OFFICE OF LEGISLATIVE SERVICES

 

            The OLS finds that the bill will result in an indeterminate increase in State costs, which may be offset by an indeterminate increase in State and local revenues.  Whether these costs and revenues will be realized will depend on whether a source of funding is identified to provide the $5 million or more in loans required under the bill.  It is not clear whether the EDA will receive an appropriation of direct funds in order to cover the cost of these loans, or whether the EDA has an existing source of funds that it might utilize to either directly lend or leverage through its own borrowing to create a loan pool.  If some form of EDA borrowing is utilized to capitalize the loan pool, then there would be additional EDA financing costs on top of the $5 million or more to be lent.  The EDA will also realize costs to develop rules and regulations for these hospitality loans, including the development of a loan application and loan terms and agreement.  Once applicants apply for the loans, the EDA will realize administrative costs to review applications and to process loan paperwork.  Once the loans are issued, there would then be costs to service the loans, including accepting payments, issuing loan statements and loan collections if a borrower does not make payments according to the loan payment schedule.  The magnitude of these costs are indeterminate and will depend in large part on the behaviors of individual borrowers once the loans have been issued.

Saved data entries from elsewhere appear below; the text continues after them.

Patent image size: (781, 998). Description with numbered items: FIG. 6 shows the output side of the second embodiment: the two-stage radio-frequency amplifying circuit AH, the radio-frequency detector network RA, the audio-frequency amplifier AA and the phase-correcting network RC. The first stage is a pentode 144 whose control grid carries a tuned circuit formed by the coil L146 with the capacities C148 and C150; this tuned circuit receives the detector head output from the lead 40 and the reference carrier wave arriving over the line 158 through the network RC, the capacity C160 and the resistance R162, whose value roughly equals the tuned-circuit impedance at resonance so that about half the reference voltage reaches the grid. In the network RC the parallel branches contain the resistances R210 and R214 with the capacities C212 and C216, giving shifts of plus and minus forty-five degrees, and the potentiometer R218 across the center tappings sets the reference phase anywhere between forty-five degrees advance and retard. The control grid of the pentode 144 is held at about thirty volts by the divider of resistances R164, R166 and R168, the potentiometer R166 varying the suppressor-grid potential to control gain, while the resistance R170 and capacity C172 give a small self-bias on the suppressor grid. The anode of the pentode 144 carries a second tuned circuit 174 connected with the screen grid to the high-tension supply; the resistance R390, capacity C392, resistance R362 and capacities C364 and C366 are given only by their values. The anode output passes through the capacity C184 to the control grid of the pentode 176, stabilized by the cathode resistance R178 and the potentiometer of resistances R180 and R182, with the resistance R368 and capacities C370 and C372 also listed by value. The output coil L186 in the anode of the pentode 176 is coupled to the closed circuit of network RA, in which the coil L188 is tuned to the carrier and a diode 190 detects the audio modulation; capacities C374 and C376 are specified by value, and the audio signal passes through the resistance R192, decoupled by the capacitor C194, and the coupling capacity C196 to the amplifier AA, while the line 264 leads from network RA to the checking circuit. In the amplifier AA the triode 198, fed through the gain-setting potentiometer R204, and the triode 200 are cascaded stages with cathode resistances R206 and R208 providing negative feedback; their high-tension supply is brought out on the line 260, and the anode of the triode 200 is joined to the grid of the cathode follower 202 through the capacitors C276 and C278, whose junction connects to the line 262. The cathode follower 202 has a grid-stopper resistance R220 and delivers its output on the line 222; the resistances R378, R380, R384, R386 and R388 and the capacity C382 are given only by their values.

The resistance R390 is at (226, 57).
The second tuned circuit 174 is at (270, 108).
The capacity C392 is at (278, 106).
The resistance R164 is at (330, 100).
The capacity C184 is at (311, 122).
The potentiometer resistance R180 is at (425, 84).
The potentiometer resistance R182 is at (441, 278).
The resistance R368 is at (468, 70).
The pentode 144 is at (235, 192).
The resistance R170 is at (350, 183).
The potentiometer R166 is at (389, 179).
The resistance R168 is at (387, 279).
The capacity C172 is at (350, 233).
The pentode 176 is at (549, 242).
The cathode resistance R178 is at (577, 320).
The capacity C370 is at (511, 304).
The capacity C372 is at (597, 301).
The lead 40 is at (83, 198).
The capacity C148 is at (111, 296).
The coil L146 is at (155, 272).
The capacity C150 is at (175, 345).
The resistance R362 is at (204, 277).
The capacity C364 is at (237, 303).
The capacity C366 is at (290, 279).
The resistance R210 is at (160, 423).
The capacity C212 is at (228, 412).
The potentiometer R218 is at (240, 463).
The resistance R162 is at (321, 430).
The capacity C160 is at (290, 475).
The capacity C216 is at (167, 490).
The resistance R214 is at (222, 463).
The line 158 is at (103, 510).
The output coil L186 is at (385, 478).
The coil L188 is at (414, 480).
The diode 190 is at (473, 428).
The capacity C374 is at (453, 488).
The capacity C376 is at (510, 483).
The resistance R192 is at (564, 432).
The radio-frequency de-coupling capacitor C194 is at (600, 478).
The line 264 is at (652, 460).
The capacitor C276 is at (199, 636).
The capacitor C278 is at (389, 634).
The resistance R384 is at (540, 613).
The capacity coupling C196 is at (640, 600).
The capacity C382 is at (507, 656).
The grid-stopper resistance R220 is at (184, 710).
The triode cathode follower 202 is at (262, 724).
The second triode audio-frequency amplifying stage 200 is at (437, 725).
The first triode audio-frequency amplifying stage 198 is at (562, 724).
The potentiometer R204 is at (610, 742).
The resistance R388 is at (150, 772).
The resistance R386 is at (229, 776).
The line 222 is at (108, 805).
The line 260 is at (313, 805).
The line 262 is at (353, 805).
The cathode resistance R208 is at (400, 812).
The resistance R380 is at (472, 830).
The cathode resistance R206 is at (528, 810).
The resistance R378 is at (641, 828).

            The EDA will likely realize up to $5 million, or the amount lent over the term of the loans through the repayment of loan balances.  These loans are to be for zero percent interest, so they would not be able to realize more than the original loan amounts issued back in loan payments.  If any of the borrowers default on their loans, then the total amount received back may be less than $5 million, or the total amount issued.  The bill is silent on the fees that may be attached to these loans.  If the EDA includes loan fees, they may represent an additional revenue stream on top of loan payments to cover some or all of the cost of creating, issuing, servicing, and administering the loans.

            Finally, the intention of the loan program is to save hospitality businesses that were otherwise healthy businesses and are now at risk of going out of business due to the economic impacts of the coronavirus.  If a loan is successful in this regard, the loan is allowing a business to continue operating and generating tax revenue for State and local governments that it would not have generated if it had gone out of business.  In these cases, the loans would be indirectly responsible for the taxes paid by these businesses because if not for the loans, they would have gone out of business and not generated tax revenue.  However, if the impact of the loans is not a material factor in the success of a business, then there would be little indirect benefit, and the net costs of the loan program would not have an offsetting indirect revenue benefit.

 

 

Section:

Authorities, Utilities, Transportation and Communications

Analyst:

Patrick Brennan

Principal Fiscal Analyst

Approved:

Frank W. Haines III

Legislative Budget and Finance Officer

 

 

This legislative fiscal estimate has been produced by the Office of Legislative Services due to the failure of the Executive Branch to respond to our request for a fiscal note.

 

This fiscal estimate has been prepared pursuant to P.L.1980, c.67 (C.52:13B-6 et seq.).